The announcement of Osama bin Laden death has pushed the dollar higher, reversing recent weakness, and caused commodities priced in that currency including gold, silver and oil to fall.
Whether any of these hold long term remains to be seen but the historic event instantly created losers as well as winners across global markets. Oil and gold prices fell by as much as two per cent on news of bin Laden’s death and silver slumped by 10 per cent, its steepest fall since late 2008. Brent crude fell by 98 cents to $124.91 a barrel, more than $2 below last month’s 32-month high of $127.
Oil was already down before the news about Bin Laden, after NATO air strikes over the weekend killed one of Libyan leader Muammar Gaddafi’s sons and after industry sources said that Saudi Arabia raised output in April.
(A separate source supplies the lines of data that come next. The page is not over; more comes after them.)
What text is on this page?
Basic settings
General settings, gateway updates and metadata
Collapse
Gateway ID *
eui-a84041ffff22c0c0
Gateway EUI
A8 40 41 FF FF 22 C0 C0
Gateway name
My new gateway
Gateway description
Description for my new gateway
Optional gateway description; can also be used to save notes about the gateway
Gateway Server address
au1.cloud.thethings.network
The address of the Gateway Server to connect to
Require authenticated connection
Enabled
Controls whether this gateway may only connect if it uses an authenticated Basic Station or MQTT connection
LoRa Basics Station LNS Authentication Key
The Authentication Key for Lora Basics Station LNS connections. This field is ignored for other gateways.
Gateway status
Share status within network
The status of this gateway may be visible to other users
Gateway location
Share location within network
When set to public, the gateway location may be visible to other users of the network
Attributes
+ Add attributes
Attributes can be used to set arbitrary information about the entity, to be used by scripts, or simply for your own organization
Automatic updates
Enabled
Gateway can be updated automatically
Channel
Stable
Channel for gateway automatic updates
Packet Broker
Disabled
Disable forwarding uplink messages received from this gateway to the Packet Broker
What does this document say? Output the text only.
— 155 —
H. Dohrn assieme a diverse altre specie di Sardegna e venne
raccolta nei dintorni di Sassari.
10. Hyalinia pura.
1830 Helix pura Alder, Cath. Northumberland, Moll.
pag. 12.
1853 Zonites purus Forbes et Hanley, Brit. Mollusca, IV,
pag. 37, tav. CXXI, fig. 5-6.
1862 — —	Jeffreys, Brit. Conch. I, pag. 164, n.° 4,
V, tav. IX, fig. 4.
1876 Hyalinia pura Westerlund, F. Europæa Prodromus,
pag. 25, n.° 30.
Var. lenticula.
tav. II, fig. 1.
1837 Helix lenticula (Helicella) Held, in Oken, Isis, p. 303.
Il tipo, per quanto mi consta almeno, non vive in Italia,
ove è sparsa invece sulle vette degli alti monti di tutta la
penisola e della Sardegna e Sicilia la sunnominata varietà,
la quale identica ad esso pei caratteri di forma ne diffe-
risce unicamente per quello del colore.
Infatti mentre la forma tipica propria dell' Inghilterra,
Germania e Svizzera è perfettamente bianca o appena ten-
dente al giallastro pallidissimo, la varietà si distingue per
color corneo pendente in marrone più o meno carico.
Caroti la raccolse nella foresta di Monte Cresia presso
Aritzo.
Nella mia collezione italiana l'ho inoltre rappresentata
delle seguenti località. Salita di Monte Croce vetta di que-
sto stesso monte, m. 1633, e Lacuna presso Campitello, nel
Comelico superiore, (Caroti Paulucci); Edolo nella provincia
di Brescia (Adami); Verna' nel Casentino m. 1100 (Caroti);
Spot gold prices fell by more than $5 to $1,540 an ounce immediately after the reports of bin Laden’s death, having earlier touched an all-time high of $1,576. Spot silver stood at $44.64 an ounce, down 6.6 per cent and some analysts predict further falls.
The price changes will be reflected in valuations of unit and investment trusts when trading on London Exchange recommences today and recently popular commodity funds, which saw massive inflows last year, will be the biggest losers.
The Oil markets are likely to be the most volatile given their higher sensitivity to the tug of war between lower risk overall and the possibility of isolated disturbances in some parts of the Middle East and central Asia.